Finalmente eu estava num pub londrino, acolhida do frio de dezembro ao redor de uma mesa oval que parecia ser o tronco de uma árvore. Minhas orelhas estavam dilatadas para poder entender a diversidade de sotaques dos meus colegas de trabalho quando alguém me perguntou: “Qual é seu desejo de Natal?”. Fui pega de surpresa pelo desejo que permeia o espírito natalino. Disfarcei olhando para o senhor de boina que respondia o Quiz do pub no microfone perto do balcão. Afinal, eu tinha um desejo?

Eu vivi sonhando aventuras. Aos 15 anos eu era da CIA, da Globo, de Hollywood, de organizações internacionais, atriz, rock star, mãe, namorada do Leonardo DiCaprio, do Brad Pitt, de todos os atores de Malhação em menos de uma semana… é impressionante como pessoas e coisas famosas vão parar de repente no inconsciente criativo. Eu criava contos de fadas modernos enquanto andava na rua, esperava o ônibus, ouvia a professora e isso perdurou até eu ter mais idade, porque minha imaginação sempre foi insaciável. Sonho e desejo se misturavam num mundo paralelo e traziam uma sensação vazia de que o sonho não estava no presente.

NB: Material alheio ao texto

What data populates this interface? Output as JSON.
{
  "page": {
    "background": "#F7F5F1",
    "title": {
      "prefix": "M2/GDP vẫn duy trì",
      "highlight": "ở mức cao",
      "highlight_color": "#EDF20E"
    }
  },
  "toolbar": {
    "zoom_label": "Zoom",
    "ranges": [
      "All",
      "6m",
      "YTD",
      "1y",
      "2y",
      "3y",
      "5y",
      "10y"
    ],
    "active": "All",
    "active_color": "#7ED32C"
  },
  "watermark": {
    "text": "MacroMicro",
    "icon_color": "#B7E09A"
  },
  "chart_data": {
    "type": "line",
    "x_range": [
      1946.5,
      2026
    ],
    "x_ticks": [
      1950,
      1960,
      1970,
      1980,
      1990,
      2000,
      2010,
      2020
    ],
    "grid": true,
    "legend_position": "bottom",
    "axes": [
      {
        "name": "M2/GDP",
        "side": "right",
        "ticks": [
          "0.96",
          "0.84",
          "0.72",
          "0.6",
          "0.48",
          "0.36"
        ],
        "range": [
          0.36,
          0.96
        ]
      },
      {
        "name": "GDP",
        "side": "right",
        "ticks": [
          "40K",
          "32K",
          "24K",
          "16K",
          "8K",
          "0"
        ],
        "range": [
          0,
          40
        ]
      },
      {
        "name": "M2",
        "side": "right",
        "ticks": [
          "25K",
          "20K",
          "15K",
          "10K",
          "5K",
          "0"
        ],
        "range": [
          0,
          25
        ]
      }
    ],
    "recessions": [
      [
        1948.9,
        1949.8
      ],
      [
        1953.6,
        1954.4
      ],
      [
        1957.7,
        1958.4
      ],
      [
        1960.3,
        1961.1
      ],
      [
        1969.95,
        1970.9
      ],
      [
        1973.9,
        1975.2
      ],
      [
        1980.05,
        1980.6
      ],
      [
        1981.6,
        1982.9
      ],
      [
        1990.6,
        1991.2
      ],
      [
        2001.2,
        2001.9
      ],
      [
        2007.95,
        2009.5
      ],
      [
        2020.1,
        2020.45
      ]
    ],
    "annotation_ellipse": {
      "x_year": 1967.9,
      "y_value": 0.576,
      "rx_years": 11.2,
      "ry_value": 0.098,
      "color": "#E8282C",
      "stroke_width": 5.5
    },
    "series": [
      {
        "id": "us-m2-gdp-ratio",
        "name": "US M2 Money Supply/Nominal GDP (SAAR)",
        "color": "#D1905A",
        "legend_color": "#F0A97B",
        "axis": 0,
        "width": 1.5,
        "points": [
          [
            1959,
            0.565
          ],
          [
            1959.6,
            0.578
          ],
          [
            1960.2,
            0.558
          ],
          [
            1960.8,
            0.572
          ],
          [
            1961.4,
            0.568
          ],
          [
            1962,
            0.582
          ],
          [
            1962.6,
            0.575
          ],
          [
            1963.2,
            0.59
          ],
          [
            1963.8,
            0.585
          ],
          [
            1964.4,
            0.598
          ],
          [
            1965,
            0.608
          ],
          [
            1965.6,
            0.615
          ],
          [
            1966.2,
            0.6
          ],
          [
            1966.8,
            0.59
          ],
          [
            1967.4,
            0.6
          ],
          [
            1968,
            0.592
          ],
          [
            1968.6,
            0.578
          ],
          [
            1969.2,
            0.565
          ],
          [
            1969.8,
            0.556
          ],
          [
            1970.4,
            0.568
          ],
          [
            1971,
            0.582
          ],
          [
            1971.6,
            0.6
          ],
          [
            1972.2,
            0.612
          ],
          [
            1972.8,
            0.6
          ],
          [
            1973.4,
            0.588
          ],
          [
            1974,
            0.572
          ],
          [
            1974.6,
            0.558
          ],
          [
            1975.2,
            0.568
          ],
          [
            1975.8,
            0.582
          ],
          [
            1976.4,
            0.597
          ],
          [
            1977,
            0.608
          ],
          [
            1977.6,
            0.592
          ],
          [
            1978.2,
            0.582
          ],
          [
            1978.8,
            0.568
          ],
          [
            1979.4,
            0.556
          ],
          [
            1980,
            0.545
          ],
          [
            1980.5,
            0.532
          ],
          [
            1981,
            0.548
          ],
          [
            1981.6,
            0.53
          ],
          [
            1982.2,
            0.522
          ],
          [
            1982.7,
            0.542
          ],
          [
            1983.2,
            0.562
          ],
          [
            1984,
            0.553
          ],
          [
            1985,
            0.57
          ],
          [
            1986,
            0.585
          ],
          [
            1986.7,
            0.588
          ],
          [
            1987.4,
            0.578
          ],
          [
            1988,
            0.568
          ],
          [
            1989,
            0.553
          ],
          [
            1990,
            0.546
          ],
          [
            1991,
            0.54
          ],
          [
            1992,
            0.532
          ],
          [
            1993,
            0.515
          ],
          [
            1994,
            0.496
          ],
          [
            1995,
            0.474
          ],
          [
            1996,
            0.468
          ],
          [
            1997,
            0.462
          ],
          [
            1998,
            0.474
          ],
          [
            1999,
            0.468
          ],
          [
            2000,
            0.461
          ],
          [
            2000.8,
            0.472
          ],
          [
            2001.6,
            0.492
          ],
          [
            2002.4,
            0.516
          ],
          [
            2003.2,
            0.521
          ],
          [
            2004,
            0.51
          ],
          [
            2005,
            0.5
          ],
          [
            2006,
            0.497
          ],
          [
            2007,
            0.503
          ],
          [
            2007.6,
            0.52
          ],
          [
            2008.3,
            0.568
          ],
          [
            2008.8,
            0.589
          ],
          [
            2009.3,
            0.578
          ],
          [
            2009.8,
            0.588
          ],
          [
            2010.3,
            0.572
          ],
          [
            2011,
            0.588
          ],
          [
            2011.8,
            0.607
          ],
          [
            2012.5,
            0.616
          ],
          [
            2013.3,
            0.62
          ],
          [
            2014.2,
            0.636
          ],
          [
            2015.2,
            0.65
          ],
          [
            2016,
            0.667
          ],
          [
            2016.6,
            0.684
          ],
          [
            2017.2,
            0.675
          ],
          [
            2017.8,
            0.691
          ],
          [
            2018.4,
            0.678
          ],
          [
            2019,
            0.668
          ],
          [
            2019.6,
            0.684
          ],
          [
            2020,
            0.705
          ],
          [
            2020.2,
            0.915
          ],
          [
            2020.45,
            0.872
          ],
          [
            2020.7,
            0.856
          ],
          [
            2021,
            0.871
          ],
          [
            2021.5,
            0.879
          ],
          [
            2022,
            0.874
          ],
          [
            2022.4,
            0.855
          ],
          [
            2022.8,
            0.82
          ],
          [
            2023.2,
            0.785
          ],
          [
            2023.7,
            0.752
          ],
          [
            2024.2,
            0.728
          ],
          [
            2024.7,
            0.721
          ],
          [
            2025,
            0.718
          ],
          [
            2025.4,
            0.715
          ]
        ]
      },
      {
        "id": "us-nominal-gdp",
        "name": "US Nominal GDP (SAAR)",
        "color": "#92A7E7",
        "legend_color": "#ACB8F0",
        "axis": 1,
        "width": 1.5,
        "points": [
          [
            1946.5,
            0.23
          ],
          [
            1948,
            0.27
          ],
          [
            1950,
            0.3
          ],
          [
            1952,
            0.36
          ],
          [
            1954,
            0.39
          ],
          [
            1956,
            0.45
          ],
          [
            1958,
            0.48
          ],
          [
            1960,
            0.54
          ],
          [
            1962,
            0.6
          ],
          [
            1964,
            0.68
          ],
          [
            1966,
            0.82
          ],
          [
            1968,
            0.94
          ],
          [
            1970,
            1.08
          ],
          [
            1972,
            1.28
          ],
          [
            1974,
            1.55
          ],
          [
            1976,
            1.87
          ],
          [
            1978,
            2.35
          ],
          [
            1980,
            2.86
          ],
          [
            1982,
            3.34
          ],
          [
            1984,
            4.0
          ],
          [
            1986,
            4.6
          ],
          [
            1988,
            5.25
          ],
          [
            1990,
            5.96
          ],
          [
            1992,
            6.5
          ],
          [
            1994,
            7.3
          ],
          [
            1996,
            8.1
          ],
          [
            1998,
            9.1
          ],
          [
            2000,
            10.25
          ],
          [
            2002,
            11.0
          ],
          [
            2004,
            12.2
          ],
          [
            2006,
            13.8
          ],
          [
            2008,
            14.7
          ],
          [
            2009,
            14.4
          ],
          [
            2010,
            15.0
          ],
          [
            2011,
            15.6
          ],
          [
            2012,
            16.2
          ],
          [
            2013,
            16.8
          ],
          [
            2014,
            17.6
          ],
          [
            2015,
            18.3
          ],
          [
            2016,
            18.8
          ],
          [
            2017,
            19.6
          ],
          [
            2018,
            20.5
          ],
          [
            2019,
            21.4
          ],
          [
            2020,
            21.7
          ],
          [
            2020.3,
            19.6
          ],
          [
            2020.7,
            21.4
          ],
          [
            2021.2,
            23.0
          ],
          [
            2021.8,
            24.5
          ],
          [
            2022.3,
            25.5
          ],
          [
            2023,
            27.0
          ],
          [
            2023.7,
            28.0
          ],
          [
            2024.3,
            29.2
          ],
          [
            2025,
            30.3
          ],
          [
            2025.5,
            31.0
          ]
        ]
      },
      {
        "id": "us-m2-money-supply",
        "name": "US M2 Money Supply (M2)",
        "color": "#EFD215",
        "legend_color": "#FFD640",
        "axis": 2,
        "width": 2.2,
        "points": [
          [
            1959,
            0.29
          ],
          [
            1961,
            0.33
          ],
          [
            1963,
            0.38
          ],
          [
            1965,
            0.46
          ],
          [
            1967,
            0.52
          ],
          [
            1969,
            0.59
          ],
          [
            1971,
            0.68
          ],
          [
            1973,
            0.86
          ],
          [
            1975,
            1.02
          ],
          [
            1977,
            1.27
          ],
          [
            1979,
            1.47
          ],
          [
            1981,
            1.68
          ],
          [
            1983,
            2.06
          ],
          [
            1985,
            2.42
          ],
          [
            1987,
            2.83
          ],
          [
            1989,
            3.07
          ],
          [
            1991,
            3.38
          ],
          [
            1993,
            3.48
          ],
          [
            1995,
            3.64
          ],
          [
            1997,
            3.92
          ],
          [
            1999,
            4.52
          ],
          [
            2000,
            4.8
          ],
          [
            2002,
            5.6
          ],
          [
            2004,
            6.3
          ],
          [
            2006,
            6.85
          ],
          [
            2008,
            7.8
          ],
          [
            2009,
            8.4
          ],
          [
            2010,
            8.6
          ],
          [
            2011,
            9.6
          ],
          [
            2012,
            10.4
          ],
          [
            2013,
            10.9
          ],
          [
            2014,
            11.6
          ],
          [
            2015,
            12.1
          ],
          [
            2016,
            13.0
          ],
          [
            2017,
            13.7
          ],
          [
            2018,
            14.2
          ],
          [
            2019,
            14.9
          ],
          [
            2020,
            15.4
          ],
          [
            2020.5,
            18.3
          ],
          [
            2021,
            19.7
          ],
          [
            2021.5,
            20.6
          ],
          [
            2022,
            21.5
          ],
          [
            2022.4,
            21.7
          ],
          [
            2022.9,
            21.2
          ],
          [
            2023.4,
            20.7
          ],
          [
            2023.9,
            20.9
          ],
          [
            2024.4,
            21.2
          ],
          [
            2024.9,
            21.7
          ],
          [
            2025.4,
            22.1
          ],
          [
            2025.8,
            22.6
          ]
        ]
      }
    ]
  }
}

Um dia desses eu estava no escritório e ouvi minha chefe conversando com um de seus alunos que acabara de ser contratado como ator numa produção grande de cinema. Logo que soube da noticia ela exclamou: “So you are living the dream, ham?” (“Então você está vivendo o sonho, hein?”). A frase floresceu nos meus pensamentos. Será que eu também estava vivendo o sonho? Que sensação mais esquisita… Desde que sai do Brasil foram tantas informações novas que não sobrou espaço para imaginar. Existiu apenas eu, nua e crua, buscando antes de mais nada sobreviver.
Voltei minha atenção do senhor do microfone e o momento se desmanchou como uma estrela cadente no céu. Respondi: eu não tenho desejos agora… Esta tudo bem. Um amigo meu diz que quando a gente realiza um sonho a gente mata ele. Sua opinião é que é melhor não os realizar. Eu sinto que quando voce realiza um sonho e esta atento o suficiente, pode perceber numa das frestas do tempo que tudo já é um sonho e que não há mais nada a desejar.

* Essa é a primeira publicação de uma série de crônicas que tenho escrito na minha nova vida em Londres. Aqui me reencontrei, a cidade é como uma velha amiga. Há poesia em todo o lugar e as palavras escorrem pelos meus dedos. Entendi o tempo, pensei: e se eu pudesse escrever sobre a magia que emerge nos simples momentos?